Unsure… this is my how I feel at least once a month when thinking of our photography business. I have so many happy clients who love their images & I fully enjoy shooting every session. But when I have a quiet moment I sit and think of this crazy business, I have so many questions I ask myself
1. Am I good enough?
2. Will I be successful?
3. What if I book the dreaded bridezilla? –probably my biggest fear
4. Are the long hours of editing, shooting & networking worth it?
5. Should I just call it quits?
Questions like this bombard my brain, typically at night and typically when I have a huge amount of editing on my plate. I think out of all the questions I ask myself, the main one is am I good enough? One of the biggest problems most photographers face is comparing their work to others. I am guilty of that 100% and this is my biggest flaw, I look at other photographers and think “Wow .. why bother?” I have thought of changing up my editing style to one that is more popular, but when I really think about it, why would I want my work to look like 50 other photographers work? That’s no fun, my work wouldn’t stand out and I would end up feeling unfulfilled at the end of the day.

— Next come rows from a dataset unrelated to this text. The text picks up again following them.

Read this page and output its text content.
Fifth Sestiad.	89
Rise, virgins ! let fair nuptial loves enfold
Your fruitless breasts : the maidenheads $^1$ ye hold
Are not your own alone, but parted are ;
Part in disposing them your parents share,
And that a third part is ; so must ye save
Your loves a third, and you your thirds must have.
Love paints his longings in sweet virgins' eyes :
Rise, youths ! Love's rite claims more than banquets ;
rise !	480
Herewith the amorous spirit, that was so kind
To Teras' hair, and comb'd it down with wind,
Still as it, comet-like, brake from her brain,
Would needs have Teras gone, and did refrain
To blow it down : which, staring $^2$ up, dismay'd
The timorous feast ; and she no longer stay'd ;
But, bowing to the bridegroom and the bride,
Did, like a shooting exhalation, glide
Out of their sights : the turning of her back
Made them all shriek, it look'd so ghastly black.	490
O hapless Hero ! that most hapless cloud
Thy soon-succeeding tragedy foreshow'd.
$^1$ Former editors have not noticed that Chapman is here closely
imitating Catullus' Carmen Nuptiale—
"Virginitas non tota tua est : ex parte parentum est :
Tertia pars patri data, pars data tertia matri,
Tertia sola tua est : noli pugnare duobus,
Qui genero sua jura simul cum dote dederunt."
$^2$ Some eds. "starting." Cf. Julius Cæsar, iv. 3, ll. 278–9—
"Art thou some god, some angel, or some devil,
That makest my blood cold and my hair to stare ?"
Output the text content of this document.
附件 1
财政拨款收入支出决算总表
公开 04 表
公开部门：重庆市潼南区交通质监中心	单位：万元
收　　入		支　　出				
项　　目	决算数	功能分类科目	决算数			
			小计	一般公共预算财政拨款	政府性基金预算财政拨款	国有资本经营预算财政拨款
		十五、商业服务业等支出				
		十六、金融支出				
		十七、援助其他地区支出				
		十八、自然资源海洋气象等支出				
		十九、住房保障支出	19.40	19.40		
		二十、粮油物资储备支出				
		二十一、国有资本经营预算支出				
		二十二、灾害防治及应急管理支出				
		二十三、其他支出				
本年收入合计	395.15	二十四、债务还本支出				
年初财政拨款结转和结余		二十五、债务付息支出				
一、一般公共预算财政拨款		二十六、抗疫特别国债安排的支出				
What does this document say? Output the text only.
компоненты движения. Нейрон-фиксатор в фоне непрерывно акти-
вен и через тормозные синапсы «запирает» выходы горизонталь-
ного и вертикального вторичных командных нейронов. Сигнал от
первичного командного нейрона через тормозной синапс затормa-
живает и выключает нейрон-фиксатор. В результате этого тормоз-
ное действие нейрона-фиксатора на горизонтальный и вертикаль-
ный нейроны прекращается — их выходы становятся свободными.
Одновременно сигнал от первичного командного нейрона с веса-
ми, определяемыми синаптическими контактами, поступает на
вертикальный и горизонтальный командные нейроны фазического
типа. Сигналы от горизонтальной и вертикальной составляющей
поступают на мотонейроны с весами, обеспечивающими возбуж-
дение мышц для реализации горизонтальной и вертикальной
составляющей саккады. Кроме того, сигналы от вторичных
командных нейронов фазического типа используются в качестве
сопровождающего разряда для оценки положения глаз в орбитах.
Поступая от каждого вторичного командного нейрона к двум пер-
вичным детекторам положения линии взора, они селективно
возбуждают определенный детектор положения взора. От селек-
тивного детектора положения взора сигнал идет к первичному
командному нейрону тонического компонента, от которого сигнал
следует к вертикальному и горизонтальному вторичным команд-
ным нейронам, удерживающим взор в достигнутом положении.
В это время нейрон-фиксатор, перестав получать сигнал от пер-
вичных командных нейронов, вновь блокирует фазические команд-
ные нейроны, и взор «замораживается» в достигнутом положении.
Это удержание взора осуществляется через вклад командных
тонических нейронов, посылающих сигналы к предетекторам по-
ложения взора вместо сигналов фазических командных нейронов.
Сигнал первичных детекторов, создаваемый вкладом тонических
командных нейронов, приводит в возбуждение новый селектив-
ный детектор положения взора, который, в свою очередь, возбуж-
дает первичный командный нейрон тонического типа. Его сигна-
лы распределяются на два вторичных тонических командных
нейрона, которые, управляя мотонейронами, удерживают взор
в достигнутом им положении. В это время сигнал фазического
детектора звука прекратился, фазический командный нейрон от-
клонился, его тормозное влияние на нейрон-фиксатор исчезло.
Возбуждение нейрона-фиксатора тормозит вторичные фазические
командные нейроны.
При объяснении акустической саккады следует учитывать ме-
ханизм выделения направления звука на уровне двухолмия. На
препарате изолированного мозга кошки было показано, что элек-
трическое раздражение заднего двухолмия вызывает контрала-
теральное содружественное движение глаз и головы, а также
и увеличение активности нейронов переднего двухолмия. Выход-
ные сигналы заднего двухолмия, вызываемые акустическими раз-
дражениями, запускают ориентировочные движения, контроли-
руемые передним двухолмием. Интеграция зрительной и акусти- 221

Success if a tricky word, what I perceive as successful another might perceive as mediocre. This is no longer a “hobby” or a “side job”, this camera has taken me on quite the adventure in the past 3 years. I have met so many clients who I now consider friends, witnessed numerous lifetime milestones I have lost count & best of all turned this “hobby” into a business that has allowed me more time with my family. Yes the long nights of editing or the 10 hour weddings may be difficult , but having the ability to be with my family every single day when school is over is all well worth it. The satisfaction I hear from clients when they receive their images is a true success, receiving an email from a client that she had tears in her eyes as she viewed her images made my day! Am I making six figured as a photographer and traveling the world? No, but that is not what I envision as a success, what I envision is creating beautiful images for clients to look back on years from now.
The term “Bridezilla” scares me , I am a part of a few different photography forums and I have read so many stories of brides suing photographers or sending nasty emails berating their work and bullying photographers bringing them close to tears, this is my ultimate fear. Every photo any photographer produces is so special ; we all take so much time learning and applying different techniques that when told our images are horrible it can really be hurtful. I have read photographers lists of demands from other clients and think to myself “Thank God I have never had to deal with this!” I have always been very fortunate to have the best clients on this planet. I have never come across a pushy or demanding person as a photographer and I think this is largely due to the fact that I usually try to get to know clients before booking. I could easily do everything via the internet when booking brides but I always meet face to face, we want to make sure we both click. The bride needs to make sure that she feels comfortable with me just as much as I need to make sure I can walk away feeling 100% confident that we will work well with one another. It’s more than if the bride & groom can take direction, I want to make sure our personalities and sense of humor is similar. I like to crack jokes with all my clients and if a client seems a little more uptight then we just are not meant to work with one another. I also try to set clear expectations; I am very up front with the fact that I will not edit a bride or any client to look thinner. After shooting so many boudoir sessions, I have seen firsthand just how empowering it can be to a woman’s confidence to see herself as she truly looks which is always beautiful.
Should I call it quits???? As of this moment I just can’t imagine putting down my camera, yes I question myself most days but at the end of the day I have made some wonderful friends, captured some amazing shots & found something that makes me feel fulfilled. I have found a form of art that I can share with my children, here is a look below at a session last week, my kiddos came along and played assistant for the day. They really helped out and my son now has proclaimed my older camera as his own and snaps photos any chance he can get.
So no quitting for me anytime soon, I will continue to run our photography business until it is no longer fun but I do not see that happening anytime soon. Until then I have to just remind myself to breath & to worry less. Remind myself that I have worked hard to get to this point , look back at my old work and see the improvements. Read my thank you emails from clients & remember why I am a photographer.